- Directed by: Carlos Salces
- Written by: Blanca Montoya Carlos Salces
- Produced by: Blanca Montoya Mónica Lozano
- Starring: Alex Perea Arcelia Ramírez Alejandro Camacho Blanca Salces
- Distributed by: Altavista Films
- Release date: 2003;
- Running time: 110 minutes
- Country: Mexico
- Language: Spanish

= Zurdo =

Zurdo is a 2003 Mexican fantasy adventure film, directed by Carlos Salces from the same company that produced Amores Perros.

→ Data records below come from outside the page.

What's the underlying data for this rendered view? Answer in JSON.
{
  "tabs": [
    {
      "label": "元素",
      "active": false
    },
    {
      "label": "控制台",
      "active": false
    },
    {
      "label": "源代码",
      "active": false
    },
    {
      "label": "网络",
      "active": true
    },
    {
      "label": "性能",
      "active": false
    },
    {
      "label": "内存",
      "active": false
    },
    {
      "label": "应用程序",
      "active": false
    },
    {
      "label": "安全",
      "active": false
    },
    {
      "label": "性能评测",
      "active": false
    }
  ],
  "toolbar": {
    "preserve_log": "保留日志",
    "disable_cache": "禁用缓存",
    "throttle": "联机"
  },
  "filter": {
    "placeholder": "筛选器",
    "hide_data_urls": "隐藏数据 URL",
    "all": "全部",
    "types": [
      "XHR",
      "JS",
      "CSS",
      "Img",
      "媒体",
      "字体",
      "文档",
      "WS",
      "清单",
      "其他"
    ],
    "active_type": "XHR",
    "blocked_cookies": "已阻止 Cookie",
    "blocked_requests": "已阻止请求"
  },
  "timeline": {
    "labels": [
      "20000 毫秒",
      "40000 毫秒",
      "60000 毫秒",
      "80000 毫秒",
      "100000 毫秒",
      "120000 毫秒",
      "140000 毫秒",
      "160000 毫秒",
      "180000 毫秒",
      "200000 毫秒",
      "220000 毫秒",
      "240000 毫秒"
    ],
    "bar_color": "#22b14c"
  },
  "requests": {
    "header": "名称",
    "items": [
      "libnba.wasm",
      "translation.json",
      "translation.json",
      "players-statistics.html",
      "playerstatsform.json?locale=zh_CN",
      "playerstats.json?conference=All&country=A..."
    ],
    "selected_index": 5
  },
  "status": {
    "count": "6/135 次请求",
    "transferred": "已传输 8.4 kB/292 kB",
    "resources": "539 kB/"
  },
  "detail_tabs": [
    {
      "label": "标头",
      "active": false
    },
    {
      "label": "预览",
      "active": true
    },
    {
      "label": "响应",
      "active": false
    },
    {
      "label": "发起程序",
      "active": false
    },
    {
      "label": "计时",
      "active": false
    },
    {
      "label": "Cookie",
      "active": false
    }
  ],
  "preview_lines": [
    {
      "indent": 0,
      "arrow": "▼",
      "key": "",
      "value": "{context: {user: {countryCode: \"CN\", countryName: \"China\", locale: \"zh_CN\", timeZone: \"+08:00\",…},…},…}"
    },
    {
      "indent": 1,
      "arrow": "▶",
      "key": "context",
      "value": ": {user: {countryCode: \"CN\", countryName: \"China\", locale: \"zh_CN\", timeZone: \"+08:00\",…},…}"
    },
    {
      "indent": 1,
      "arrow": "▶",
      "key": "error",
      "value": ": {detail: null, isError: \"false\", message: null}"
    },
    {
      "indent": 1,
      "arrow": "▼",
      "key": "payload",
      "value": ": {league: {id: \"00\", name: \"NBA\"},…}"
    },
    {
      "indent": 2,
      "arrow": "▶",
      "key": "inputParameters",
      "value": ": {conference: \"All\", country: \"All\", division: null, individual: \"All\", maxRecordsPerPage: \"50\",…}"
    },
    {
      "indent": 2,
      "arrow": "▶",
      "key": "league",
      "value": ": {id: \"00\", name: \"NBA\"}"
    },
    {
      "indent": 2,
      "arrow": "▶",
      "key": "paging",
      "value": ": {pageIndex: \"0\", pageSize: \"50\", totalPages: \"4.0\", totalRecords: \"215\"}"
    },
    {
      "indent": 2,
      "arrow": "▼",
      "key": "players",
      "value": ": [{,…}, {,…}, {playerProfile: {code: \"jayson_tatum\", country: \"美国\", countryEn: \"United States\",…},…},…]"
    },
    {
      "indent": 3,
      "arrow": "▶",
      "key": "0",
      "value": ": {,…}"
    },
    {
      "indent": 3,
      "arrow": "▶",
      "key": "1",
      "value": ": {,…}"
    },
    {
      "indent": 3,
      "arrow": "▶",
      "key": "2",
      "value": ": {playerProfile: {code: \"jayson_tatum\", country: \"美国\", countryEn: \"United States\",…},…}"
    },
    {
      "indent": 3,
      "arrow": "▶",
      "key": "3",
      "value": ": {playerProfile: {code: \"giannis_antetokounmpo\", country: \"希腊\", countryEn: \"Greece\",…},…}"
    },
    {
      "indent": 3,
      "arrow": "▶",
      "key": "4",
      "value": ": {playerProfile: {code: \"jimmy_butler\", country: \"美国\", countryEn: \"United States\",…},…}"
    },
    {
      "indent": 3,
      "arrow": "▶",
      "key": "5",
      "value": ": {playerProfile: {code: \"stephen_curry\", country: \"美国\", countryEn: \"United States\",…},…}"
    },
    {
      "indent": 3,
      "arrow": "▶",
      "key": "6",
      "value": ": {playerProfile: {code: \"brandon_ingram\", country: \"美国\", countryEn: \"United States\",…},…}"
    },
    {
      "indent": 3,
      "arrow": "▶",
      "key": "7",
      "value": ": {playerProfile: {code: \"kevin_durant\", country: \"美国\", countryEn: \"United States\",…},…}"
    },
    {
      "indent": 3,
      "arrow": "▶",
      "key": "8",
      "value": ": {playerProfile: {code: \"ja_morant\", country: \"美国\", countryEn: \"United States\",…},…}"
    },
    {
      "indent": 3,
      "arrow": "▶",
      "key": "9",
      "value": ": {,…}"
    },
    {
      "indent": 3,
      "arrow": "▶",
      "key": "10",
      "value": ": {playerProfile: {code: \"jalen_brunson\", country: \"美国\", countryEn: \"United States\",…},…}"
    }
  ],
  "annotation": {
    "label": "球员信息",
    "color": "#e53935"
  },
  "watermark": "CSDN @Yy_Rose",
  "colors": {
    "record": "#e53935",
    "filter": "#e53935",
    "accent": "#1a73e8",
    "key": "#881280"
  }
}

Translated from Spanish, the title means "Lefty."

== Plot ==
A young boy called Lefty is a gifted marble player who lives in an urban housing complex. One day a stranger arrives claiming to know the best marble player in the world and challenges Lefty to a contest. The news sends the townspeople into a frenzy and they put all their hopes and dreams into their little hero winning much more than a simple game of marbles. With success well within his grasp, Lefty is faced with a dilemma when a corrupt local official comes along to sabotage his chances.

== Music ==
The music is by Mexican composer Eduardo Gamboa, and Paul van Dyk, they won an Ariel (Mexican Oscar) for their work. The soundtrack has been released also in the form of an album.